BATON ROUGE, La. (AP) — A settlement has been reached in a federal lawsuit that accuses Louisiana regulators of harassing and discriminating against a group of Vietnamese-American nail salon owners.
Court filings on Wednesday didn't disclose terms of the agreement. Attorneys for the state and for four Vietnamese-American salon owners didn't immediately respond to calls and emails seeking comment Thursday.
The plaintiffs claimed the Louisiana State Board of Cosmetology disproportionately targeted Asian-American salon owners for frequent inspections, fines and disciplinary hearings because of their race. Lawyers for the board and two agency inspectors denied there was any evidence of racial bias in their regulatory activities.
A jury trial for the case had been scheduled to start March 13. Last month, U.S. District Judge Brian Jackson refused to dismiss the plaintiffs' claims before trial.
The plaintiffs alleged that Vietnamese-owned businesses account for just 9 percent of the roughly 7,500 salons regulated by the state agency, including hair salons, but paid at least 80 percent of all board-imposed fines in each year between 2011 and 2013.

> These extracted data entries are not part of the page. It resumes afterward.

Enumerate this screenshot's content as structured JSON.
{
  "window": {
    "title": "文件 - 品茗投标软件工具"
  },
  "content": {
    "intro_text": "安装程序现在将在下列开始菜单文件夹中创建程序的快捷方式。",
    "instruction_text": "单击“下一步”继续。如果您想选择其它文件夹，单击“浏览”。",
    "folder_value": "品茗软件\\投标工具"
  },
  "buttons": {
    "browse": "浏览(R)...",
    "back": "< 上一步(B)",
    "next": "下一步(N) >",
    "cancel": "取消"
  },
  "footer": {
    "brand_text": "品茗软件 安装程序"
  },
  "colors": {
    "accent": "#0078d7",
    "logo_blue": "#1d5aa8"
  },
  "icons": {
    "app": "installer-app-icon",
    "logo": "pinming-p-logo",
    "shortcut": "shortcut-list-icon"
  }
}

The plaintiffs and defendants disagreed on whether the rate of fines should be viewed through the prism of all types of regulated salons or just nail salons. Steven Young, the board's executive director, estimated that 80 percent of all nail salons in Louisiana are owned by people of Vietnamese heritage.

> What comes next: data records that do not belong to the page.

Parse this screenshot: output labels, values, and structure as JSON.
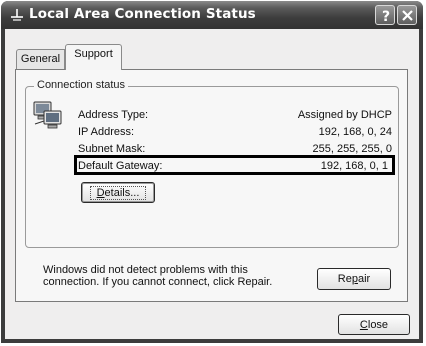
{
  "window": {
    "title": "Local Area Connection Status"
  },
  "title_buttons": {
    "help_glyph": "?",
    "close_glyph": "✕"
  },
  "tabs": [
    {
      "label": "General",
      "selected": false
    },
    {
      "label": "Support",
      "selected": true
    }
  ],
  "group": {
    "legend": "Connection status"
  },
  "details": [
    {
      "label": "Address Type:",
      "value": "Assigned by DHCP"
    },
    {
      "label": "IP Address:",
      "value": "192, 168, 0, 24"
    },
    {
      "label": "Subnet Mask:",
      "value": "255, 255, 255, 0"
    },
    {
      "label": "Default Gateway:",
      "value": "192, 168, 0, 1",
      "highlighted": true
    }
  ],
  "buttons": {
    "details": {
      "pre": "",
      "key": "D",
      "post": "etails..."
    },
    "repair": {
      "pre": "Re",
      "key": "p",
      "post": "air"
    },
    "close": {
      "pre": "",
      "key": "C",
      "post": "lose"
    }
  },
  "note": "Windows did not detect problems with this connection. If you cannot connect, click Repair.",
  "colors": {
    "titlebar": "#3d3d3d",
    "title_text": "#ffffff",
    "dialog_face": "#efeeee",
    "highlight_border": "#000000"
  }
}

However, Jackson noted in his ruling last month that plaintiffs have presented other evidence that nail salons are subject to more scrutiny than other categories of salons.
One plaintiff, Thoa Nguyen, claimed an inspector, Sherrie Stockstill, unlawfully detained her and her employees for approximately two hours during a 2013 inspection. Jackson ruled that those detentions were "objectively unreasonable."

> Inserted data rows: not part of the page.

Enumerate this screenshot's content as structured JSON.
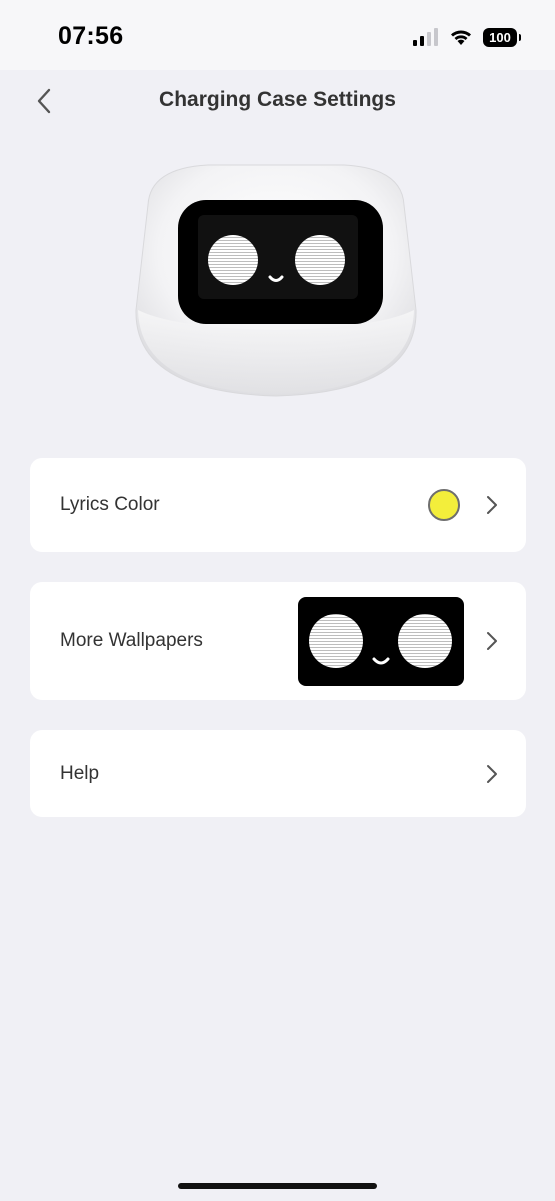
{
  "status_bar": {
    "time": "07:56",
    "battery": "100",
    "icons": [
      "signal-icon",
      "wifi-icon",
      "battery-icon"
    ]
  },
  "nav": {
    "title": "Charging Case Settings",
    "back_icon": "chevron-left-icon"
  },
  "device": {
    "image": "charging-case-robot-face"
  },
  "settings": {
    "lyrics_color": {
      "label": "Lyrics Color",
      "color": "#f3ee3b"
    },
    "more_wallpapers": {
      "label": "More Wallpapers",
      "thumbnail": "robot-eyes-wallpaper"
    },
    "help": {
      "label": "Help"
    }
  }
}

Stockstill denied saying that nobody could leave the building during the inspection, and she didn't try to stop salon employees who fled through the back door when she identified herself as a board inspector, according to her attorneys.
Another plaintiff, Mai Thi Nguyen, claimed her salon was shut down for three months by the board after they falsely suspected her of fraudulently transferring the business from its previous owner — simply because she and the previous owner had the same Vietnamese last name.
The salons owned by the plaintiffs are located in Lafayette, Prairieville and Gonzales. Most of the owners are first generation immigrants who "tirelessly fought for the 'American Dream' and became successful small business entrepreneurs," their attorneys wrote last month.
Board attorneys claimed each of the plaintiffs has, "in some way," admitted to the violations for which they were cited.
"There is zero evidence in the record, direct or circumstantial, that Defendants intentionally targeted Plaintiffs because of their race," they wrote.
One of the plaintiffs' attorneys is former U.S. Rep. Anh "Joseph" Cao, a New Orleans Republican who was the first Vietnamese-American to serve in Congress.